Sustainable aviation fuel
Aviation has become the most watched frontier for advanced fuels, because aircraft cannot easily be electrified and will rely on liquid fuel for the foreseeable future. Sustainable aviation fuel is made through several certified pathways — the most established hydrotreats waste fats and oils, the same route as renewable diesel, while others convert alcohols or synthesis gas into jet-range hydrocarbons. SAF is blended with conventional jet fuel up to approved limits and is chemically compatible with existing engines and airport fuelling. Its constraint is supply: feedstock and production capacity remain far below aviation’s total fuel demand, which keeps it scarce and costly.

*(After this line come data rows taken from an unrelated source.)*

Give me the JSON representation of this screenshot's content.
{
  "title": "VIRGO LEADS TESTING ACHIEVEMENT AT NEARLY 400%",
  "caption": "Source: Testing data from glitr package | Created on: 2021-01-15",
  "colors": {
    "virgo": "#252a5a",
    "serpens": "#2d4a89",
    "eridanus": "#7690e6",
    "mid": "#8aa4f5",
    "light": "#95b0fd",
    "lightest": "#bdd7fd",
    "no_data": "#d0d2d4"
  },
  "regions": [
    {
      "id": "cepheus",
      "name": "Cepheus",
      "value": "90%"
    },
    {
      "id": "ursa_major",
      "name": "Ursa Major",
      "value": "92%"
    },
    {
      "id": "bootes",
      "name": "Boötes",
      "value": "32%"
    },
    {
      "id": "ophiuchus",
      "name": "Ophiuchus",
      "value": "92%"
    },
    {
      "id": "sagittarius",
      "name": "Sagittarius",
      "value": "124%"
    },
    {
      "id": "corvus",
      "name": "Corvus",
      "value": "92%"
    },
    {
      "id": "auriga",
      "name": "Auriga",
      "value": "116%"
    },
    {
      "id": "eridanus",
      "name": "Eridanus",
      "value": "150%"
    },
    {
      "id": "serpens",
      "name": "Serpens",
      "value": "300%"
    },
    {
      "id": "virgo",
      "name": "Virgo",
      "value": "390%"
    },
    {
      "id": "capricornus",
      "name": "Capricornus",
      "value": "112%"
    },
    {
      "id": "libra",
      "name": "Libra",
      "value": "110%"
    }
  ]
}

Why they remain a minority
The promise of advanced biofuels — deep carbon cuts with little land-use burden — is real, but so is the difficulty. Breaking down fibrous biomass is costly and the plants are capital-intensive, which is why cellulosic volumes under the RFS have consistently come in below their statutory targets and required the EPA to waive them down. Several high-profile commercial cellulosic plants were built and later idled or repurposed, underlining how hard the economics have proven. The result is a sector that is strategically central to the long-run decarbonisation story yet still a small share of fuel actually produced.
Policy support
Because their costs are higher, advanced fuels depend heavily on policy that prices in their carbon advantage. Their lower carbon intensity makes them especially valuable under carbon-scored programs like the LCFS, while the Renewable Fuel Standard gives them their own nested volume categories (advanced, cellulosic and biomass-based diesel) with higher greenhouse-gas thresholds than conventional fuel. The gap between those ambitions and what the market delivers is the recurring story of the advanced-fuel sector.